Additionally, you can customize the output of the child pages shortcode by using shortcode attributes. The post_parent attribute is already included in the code snippet above, but you can add more attributes to further customize the output.

For example, you can add a sort_by attribute to sort the child pages by a specific field, such as date or title. You can also add a sort_order attribute to specify the order of the sort, such as asc or desc.

Here’s an example of how to add these attributes to the shortcode:

function child_pages_shortcode( $atts ) {
	$atts = shortcode_atts(
		array(
			'post_parent' => get_the_ID(),
			'sort_by'     => 'menu_order',
			'sort_order'  => 'ASC',
			'exclude'     => '',

		),
		$atts
	);

	$args = array(
		'post_type'      => 'page',
		'posts_per_page' => -1,
		'post_parent'    => intval( $atts['post_parent'] ),
		'order'          => $atts['sort_order'],
		'orderby'        => $atts['sort_by'],
		'exclude'        => $atts['exclude'],
	);

	// rest of the code here.
}

Code language: PHP (php)

In this example, the shortcode now accepts sort_by, sort_order and exclude attributes, and defaults to sorting by menu_order in ascending order if no attributes are specified.

By adding these shortcode attributes, you can make the child pages shortcode even more flexible and customizable to fit your needs.
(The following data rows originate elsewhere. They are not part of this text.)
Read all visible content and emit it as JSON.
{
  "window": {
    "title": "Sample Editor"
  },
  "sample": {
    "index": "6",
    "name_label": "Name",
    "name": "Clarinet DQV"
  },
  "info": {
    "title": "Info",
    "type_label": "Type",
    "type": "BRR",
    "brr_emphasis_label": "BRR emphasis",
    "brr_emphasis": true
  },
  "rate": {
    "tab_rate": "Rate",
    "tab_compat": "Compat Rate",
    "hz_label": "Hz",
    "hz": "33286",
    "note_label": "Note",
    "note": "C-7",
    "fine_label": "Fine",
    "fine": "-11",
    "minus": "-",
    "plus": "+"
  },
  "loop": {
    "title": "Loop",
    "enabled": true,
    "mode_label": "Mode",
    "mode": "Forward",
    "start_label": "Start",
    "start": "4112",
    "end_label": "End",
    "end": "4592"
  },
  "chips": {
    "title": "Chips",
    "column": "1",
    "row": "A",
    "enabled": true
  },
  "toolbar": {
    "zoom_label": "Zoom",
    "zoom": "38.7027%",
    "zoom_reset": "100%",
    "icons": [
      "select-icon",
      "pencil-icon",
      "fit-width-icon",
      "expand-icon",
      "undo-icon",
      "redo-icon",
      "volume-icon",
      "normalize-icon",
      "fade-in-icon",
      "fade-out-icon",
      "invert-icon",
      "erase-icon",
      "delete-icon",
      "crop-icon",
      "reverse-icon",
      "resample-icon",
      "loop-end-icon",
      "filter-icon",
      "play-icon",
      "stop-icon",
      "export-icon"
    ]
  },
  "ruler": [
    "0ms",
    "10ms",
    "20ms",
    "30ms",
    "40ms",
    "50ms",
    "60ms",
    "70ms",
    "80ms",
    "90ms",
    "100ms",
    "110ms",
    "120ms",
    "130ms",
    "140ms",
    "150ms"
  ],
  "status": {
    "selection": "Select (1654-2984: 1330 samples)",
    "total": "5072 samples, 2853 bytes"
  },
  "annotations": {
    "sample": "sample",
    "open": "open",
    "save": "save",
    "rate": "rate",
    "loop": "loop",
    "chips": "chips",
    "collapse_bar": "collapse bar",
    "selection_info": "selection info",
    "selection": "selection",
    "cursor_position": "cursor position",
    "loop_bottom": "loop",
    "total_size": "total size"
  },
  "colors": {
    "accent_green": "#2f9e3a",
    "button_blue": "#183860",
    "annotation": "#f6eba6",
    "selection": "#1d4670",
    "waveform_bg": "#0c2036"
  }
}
For example:

[child_pages post_parent="123" orderby="date" order="DESC" exclude="456,789"]
Code language: PHP (php)

Style the List of Child Pages

Finally, we need to style the list of child pages to match our site’s design. You can do this by adding CSS to your theme’s stylesheet. Here’s an example of how you could style the child pages list:

ul.child-pages {
  list-style: none;
  margin: 0;
  padding: 0;
}

ul.child-pages li {
  margin-bottom: 10px;
}

ul.child-pages li a {
  color: #333;
  text-decoration: none;
}
Code language: CSS (css)

That’s it! In this tutorial, we’ve shown you how to display a list of child pages on a parent page in WordPress using a shortcode. We’ve also optimized the code for SEO by using the rel bookmark and aria label attributes for the links. By using this shortcode, you can create a better user experience for your visitors and make it easier for them to navigate your site.